The API builder is an interface for managing an API, providing the building blocks you need to produce APIs in a consistent way across teams, managing the forward motion of an API across the API lifecycle.
There are a number of key capabilities of the API builder. possesses, helping centralize the control you have over the API lifecycle for each API, keeping teams on the same page.
- Overview - Ensuring that each API has an overview, providing the details teams need to onboard with what each API does.
- Repositories - Connecting source control repositories with each API, helping keep artifacts in sync with the software development lifecycle.
- Collection - Each API can possess one or many related collections, defining documentation, mock servers, and tests that can be used to shape the quality of each API.
- Definition - Enabling each API to have a machine-readable definition, providing a potential source of truth for an API that can be used across the API lifecycle.
- Automation - Connecting each API with CI/CD to help automate the test and other types of collections that are defined for each API.
- Performance - Connecting each API with APM solutions to help connect test and other collection runs with centralized performance management solutions.
- Deployments - Connecting each API with gateways used to deploy each API makes them available to consumers, providing visibility into the API runtime.

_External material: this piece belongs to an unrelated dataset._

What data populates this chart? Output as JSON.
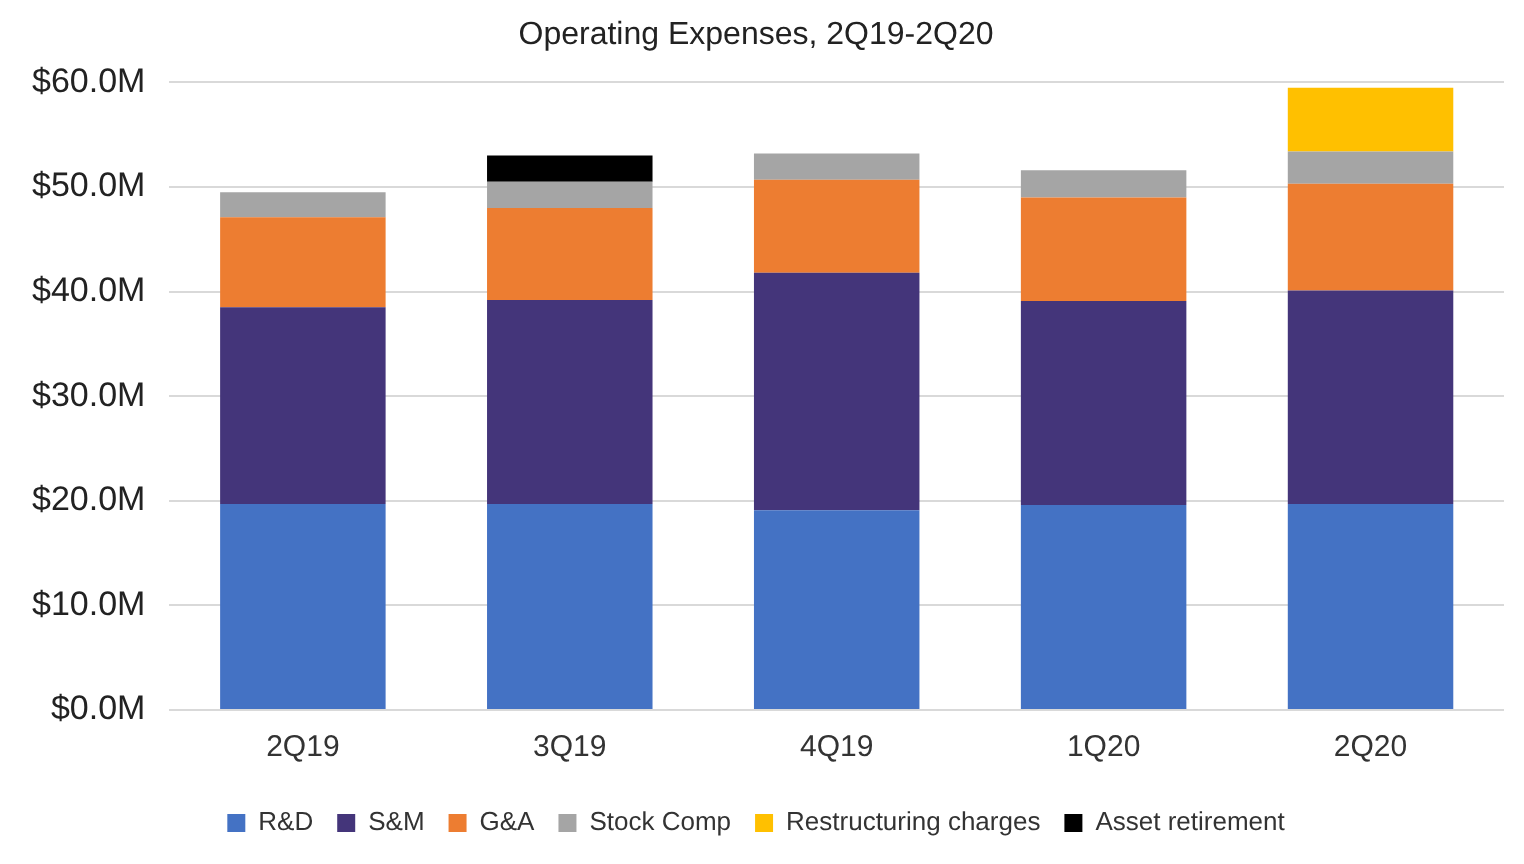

- Publish - Allowing APIs to be published for access by consumers, making the API, collections, and other information accessible via common distribution channels. The capabilities of the API builder is meant to go beyond just designing an API, opening up the entire API lifecycle for automation and orchestration by teams. The API builder provides a single place to manage API artifacts, but also orchestrate across source control, CI/CD, gateways, and APM using integrations.